Investigation of a Salmonella Infection Linked to Rattlesnake Pills
For Immediate Release: Tuesday, December 19, 2017
Contact: Media Relations,
The Centers for Disease Control and Prevention and the Kansas Department of Health and Environment have linked one person’s Salmonella Oranienburg infection to taking rattlesnake pills. Rattlesnake pills are often marketed as remedies for various conditions, such as cancer and HIV infection. These pills contain dehydrated rattlesnake meat ground into a powder and put into pill form. CDC recommends that you talk to your health care providerexternal icon if you are considering taking rattlesnake pills, especially if you are in a group more likely to get a severe Salmonella infection.
Epidemiologic and laboratory evidence indicate that one person in Kansas became sick after taking rattlesnake pills purchased in Mexico. The ill person reported taking rattlesnake pills in the week before getting sick.
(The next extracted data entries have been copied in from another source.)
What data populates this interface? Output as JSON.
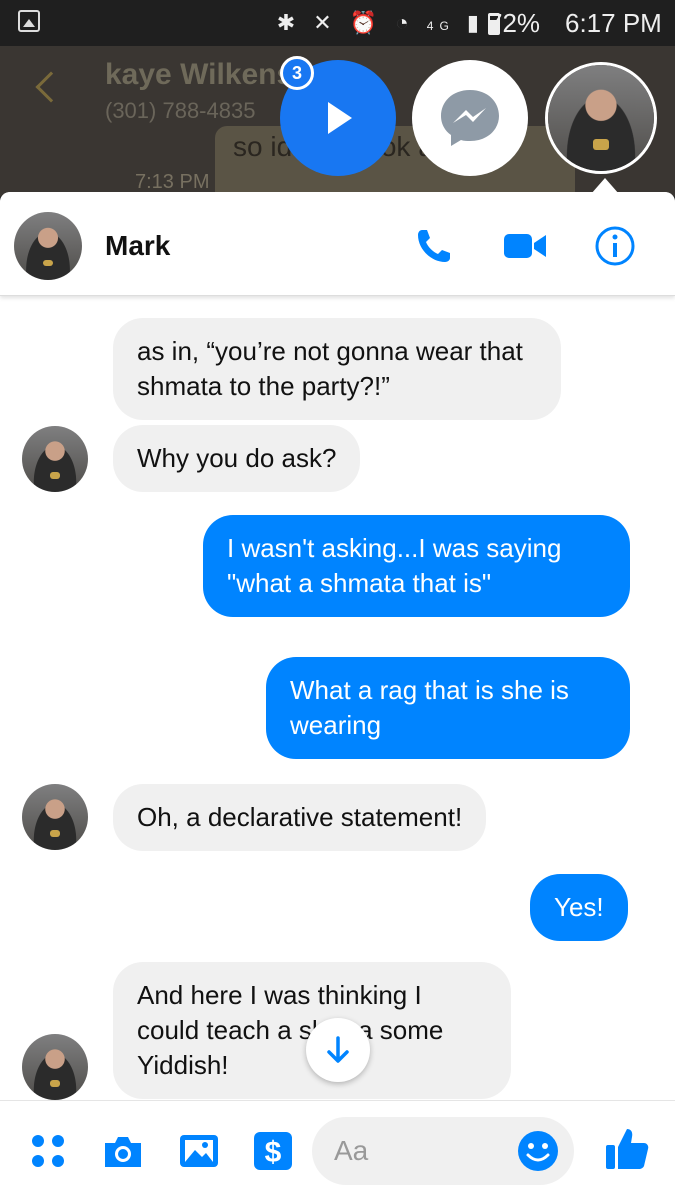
{
  "status_bar": {
    "battery": "72%",
    "time": "6:17 PM",
    "network": "4G"
  },
  "background_app": {
    "contact_name": "kaye Wilkenso",
    "contact_phone": "(301) 788-4835",
    "bubble_text": "so id           D          ti book at him.",
    "timestamp": "7:13 PM"
  },
  "chat_heads": {
    "badge_count": "3"
  },
  "chat": {
    "contact_name": "Mark",
    "header_icons": [
      "phone-icon",
      "video-camera-icon",
      "info-icon"
    ]
  },
  "messages": [
    {
      "sender": "Mark",
      "direction": "incoming",
      "text": "as in, “you’re not gonna wear that shmata to the party?!”"
    },
    {
      "sender": "Mark",
      "direction": "incoming",
      "text": "Why you do ask?"
    },
    {
      "sender": "me",
      "direction": "outgoing",
      "text": "I wasn't asking...I was saying \"what a shmata that is\""
    },
    {
      "sender": "me",
      "direction": "outgoing",
      "text": "What a rag that is she is wearing"
    },
    {
      "sender": "Mark",
      "direction": "incoming",
      "text": "Oh, a declarative statement!"
    },
    {
      "sender": "me",
      "direction": "outgoing",
      "text": "Yes!"
    },
    {
      "sender": "Mark",
      "direction": "incoming",
      "text": "And here I was thinking I could teach a shiksa some Yiddish!"
    }
  ],
  "composer": {
    "placeholder": "Aa",
    "icons": [
      "apps-icon",
      "camera-icon",
      "gallery-icon",
      "payment-icon",
      "emoji-icon",
      "like-icon"
    ]
  },
  "colors": {
    "messenger_blue": "#0084ff",
    "incoming_bubble": "#f0f0f0"
  }
}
Advanced laboratory testing called whole genome sequencing showed that the Salmonella that made the person sick matched the Salmonella found in rattlesnake pills from Mexico collected in an earlier, unrelated investigation.
Reptiles and their meat can carry Salmonella and make people sick. Past outbreak investigations have identified rattlesnake pills as a source of human Salmonella infections.
People in the following groups are more likely to get a severe Salmonella infection: People with weakened immune systems, including people who are receiving chemotherapy or have HIV; pregnant women; children younger than 5 years; and older adults. If you get sick after taking rattlesnake pills, contact your health care provider.